Last year saw all-time lows in the mortgage market, with new borrowers typically hundreds of pounds a year better off now than they would have been 12 months ago.
Competition across all sectors of the market means that rates have plummeted, with one leading analyst terming 2015 as “the year of the mortgage”.
According to the number-crunchers at Moneyfacts, a two-year fixed-rate £200,000 mortgage taken out at the end of the year would be an average of more than £800 a year cheaper than a similar product taken out at the start of 2015.
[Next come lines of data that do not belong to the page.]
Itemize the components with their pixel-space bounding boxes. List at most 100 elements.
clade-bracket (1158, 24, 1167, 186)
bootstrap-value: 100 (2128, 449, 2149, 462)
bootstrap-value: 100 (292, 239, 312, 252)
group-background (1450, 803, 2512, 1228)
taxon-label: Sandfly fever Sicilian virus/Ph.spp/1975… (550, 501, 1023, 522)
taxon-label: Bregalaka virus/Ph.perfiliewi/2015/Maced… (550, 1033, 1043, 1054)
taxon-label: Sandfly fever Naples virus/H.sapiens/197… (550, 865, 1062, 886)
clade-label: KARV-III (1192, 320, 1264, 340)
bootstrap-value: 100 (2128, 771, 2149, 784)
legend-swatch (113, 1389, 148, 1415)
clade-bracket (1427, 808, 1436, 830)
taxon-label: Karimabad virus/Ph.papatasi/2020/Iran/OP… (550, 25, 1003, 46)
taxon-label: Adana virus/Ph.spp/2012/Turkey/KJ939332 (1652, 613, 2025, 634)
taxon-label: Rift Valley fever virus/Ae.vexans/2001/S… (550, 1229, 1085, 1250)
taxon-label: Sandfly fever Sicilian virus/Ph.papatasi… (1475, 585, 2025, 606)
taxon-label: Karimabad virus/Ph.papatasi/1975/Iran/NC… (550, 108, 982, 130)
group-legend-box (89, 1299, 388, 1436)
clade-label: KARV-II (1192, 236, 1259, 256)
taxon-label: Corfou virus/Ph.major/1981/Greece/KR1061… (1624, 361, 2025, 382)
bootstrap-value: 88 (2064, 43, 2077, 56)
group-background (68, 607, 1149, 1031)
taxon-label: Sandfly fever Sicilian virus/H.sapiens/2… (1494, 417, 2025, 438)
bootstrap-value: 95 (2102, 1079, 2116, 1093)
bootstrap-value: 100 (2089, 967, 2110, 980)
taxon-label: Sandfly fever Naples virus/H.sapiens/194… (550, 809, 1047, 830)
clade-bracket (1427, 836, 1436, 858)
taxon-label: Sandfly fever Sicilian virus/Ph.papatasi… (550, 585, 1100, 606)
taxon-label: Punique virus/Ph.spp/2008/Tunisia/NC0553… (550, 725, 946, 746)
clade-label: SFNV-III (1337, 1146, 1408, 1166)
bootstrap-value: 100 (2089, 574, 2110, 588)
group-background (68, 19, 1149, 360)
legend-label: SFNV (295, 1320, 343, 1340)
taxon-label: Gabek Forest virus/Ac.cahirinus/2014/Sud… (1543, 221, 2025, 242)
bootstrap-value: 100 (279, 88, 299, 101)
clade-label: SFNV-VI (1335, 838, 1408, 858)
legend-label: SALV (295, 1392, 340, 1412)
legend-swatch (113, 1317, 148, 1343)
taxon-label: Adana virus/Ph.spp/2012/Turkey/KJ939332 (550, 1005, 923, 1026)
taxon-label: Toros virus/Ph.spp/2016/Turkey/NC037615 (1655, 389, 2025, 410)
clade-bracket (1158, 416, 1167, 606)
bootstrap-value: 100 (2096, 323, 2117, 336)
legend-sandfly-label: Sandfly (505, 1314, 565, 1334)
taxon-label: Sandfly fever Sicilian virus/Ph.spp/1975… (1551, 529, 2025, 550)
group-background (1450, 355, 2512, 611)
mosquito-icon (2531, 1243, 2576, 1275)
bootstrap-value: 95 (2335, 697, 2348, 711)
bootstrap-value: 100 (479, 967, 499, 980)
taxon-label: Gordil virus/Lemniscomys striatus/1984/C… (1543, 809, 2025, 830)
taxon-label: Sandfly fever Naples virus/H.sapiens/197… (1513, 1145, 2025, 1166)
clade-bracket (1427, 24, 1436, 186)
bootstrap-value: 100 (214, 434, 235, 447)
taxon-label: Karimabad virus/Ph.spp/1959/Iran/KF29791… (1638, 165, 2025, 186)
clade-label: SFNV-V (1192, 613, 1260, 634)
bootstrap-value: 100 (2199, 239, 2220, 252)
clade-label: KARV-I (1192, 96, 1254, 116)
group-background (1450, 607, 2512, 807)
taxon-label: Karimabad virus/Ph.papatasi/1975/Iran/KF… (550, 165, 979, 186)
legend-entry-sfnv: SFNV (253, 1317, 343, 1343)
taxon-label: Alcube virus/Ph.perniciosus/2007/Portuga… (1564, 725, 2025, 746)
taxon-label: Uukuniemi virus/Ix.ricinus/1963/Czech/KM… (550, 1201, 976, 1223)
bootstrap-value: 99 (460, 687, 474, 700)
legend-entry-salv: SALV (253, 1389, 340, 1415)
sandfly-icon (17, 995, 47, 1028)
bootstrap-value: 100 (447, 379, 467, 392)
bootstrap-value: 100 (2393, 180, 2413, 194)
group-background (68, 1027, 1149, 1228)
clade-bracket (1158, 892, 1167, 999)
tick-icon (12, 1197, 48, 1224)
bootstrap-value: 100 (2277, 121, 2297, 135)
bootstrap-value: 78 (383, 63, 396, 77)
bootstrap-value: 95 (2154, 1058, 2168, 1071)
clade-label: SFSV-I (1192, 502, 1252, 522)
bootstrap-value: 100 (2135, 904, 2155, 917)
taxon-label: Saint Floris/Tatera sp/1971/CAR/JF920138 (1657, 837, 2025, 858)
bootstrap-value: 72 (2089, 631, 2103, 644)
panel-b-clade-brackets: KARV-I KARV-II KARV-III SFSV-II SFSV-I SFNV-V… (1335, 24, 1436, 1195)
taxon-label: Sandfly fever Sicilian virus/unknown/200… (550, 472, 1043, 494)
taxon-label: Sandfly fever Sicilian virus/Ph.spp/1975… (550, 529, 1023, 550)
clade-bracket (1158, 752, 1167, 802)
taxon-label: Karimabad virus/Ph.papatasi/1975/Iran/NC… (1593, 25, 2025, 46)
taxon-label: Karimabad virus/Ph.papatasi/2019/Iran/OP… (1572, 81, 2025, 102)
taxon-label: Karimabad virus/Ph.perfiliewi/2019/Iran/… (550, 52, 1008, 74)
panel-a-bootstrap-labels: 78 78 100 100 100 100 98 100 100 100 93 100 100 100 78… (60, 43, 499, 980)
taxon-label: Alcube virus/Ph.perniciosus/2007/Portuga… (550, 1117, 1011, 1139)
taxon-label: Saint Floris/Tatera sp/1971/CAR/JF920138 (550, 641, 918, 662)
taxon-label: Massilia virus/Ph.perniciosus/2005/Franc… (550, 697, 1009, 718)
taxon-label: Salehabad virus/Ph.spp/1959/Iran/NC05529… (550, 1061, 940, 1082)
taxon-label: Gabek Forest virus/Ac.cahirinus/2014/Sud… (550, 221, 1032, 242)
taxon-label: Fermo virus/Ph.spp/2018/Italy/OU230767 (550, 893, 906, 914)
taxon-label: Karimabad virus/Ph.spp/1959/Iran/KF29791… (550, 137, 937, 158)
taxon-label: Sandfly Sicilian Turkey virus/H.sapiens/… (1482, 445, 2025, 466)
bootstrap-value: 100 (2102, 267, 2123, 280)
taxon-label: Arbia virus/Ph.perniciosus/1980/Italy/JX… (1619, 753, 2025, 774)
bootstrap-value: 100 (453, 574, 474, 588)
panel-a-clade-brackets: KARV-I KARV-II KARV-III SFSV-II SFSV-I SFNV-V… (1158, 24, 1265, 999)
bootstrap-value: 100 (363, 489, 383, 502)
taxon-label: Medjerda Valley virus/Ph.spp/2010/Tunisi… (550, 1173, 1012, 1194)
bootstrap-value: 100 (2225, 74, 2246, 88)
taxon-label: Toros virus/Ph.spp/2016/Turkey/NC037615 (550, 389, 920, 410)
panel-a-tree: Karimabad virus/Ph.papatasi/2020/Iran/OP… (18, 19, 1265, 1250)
“When looking back at 2015, it’s difficult to think of anything other than plummeting mortgage rates, which resulted in record lows across the whole of the mortgage market,” says Charlotte Nelson, of Moneyfacts.
“For example, in just one year, the average two-year fixed-rate mortgage fell by a whopping 0.65%.”
With five-year fixed rates also falling, analysts believe many borrowers would do well to switch to a longer-term deal now in order to cushion themselves against future rate rises.
Ms Nelson adds: “The mortgage market has experienced real uncertainty in terms of the timing of a base rate rise, and this is unlikely to end soon.
“The mortgage market is waiting on tenterhooks to see when the Bank of England will raise the rate, and with rumours rife about an increase in 2016, it will prove to be a tense time in the market.
“There may be many uncertainties about the future, but one thing we do know is that these record low rates won’t last forever, so anyone looking for a fixed rate mortgage now should act fast to secure the best deal.”